A tous les politiciens et journalistes qui continuent à en appeler la symétrie de la situation des deux parties (« ces deux peuples sont à la recherche d’un endroit sûr ») , J. Geysels rappelle combien la situation est asymétrique justement : d’un côté, les Israélien ont pu fonder immédiatement leur pays sur 78% de la Palestine historique, de l’autre, les Palestiniens attendent encore de pouvoir le faire sur les 22% restants. Non seulement il est impossible de nier cette asymétrie, mais il faut se référer au Droit International contre Israël : bien sûr qu’ Israël a le droit à sa sécurité, tout comme la Palestine a le droit à son auto-détermination, mais tout ceci dans le respect du Droit International !

Dans sa politique pour le Proche-Orient, l’Europe subordonne le Droit. Elle se contente de déclarations ronflantes et, dans la pratique, d’un rôle tout à fait secondaire par rapport aux USA : elle se concentre sur un soutien financier pour la création d’un Etat palestinien. Mais ses efforts économiques sont inefficaces dans la situation dramatique actuelle (financer la reconstruction de bâtiments déjà financés par elle mais qu’Israël a à nouveau passés sous ses bulldozers…)

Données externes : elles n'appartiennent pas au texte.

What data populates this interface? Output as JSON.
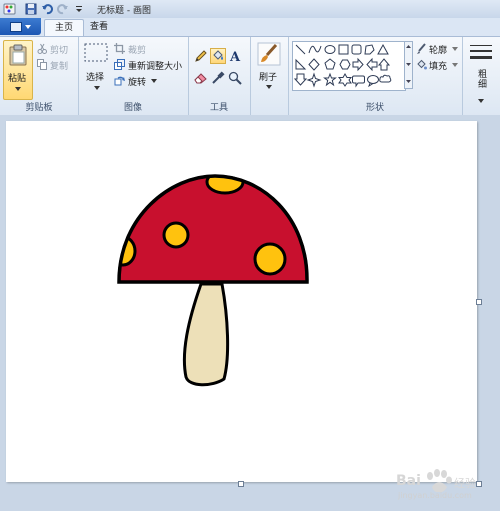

Autre asymétrie : l’Europe a mis des conditions à sa collaboration avec la Palestine (lutte contre la corruption, etc…), mais n’en a mise aucune par rapport à Israël, ce qui pourrait être un levier concret pour obtenir que le Droit soit respecté. Le problème est qu’il y a de réels clivages entre les différentes politiques opérationnelles : ainsi par ex. en 2004, si il y a eux des critiques par rapport au Mur, il y avait en parallèle des négociations avec Israël, des accords bilatéraux entre l’Europe et Israël, que ce dernier a appliqué aux colonies sans que les institutions européennes aient pris de mesures pour l’empêcher ! En menant cette politique de tolérance, commence J. Geysels, l’Europe fait preuve de bien peu de cohérence, ce qui est un signal pour Israël chez qui elle crée des aspirations erronées. L’Europe se trompe lorsqu’elle continue à croire que les colonies ne sont pas la pierre d’achoppement vers la paix.

Que peut faire la Belgique ?

Ces dernières années, elle s’est contentée d’un rôle assez humble : ainsi, en 2008, elle a été un des pays qui a plaidé pour un lien entre le rehaussement des relations demandé par Israël et une avancée dans les problèmes de paix (le rehaussement a été gelé).

La Belgique a aussi soutenu la proposition suédoise pour la reconnaissance de Jérusalem-Est comme capitale de la Palestine.

*
La Belgique pourra toujours avoir un rôle moteur par rapport aux accords bilatéraux et veiller à ce qu’on ne marchande pas avec le Droit International. Elle pourra toujours être active : ainsi par ex, une délégation belge part-elle à Gaza cette fin d’année dans le cadre de la Gaza Freedom March qui a été organisée par une coalition d’organisations et d’associations contre le blocus illégal de Gaza, blocus qui n’est rien d’autre qu’une punition collective inhumaine en cette période d’hiver.

La Belgique pourra toujours parler clair. En effet, tant qu’Israël ne reçoit pas de signal plus clair, elle va poursuivre, et même affiner sa politique.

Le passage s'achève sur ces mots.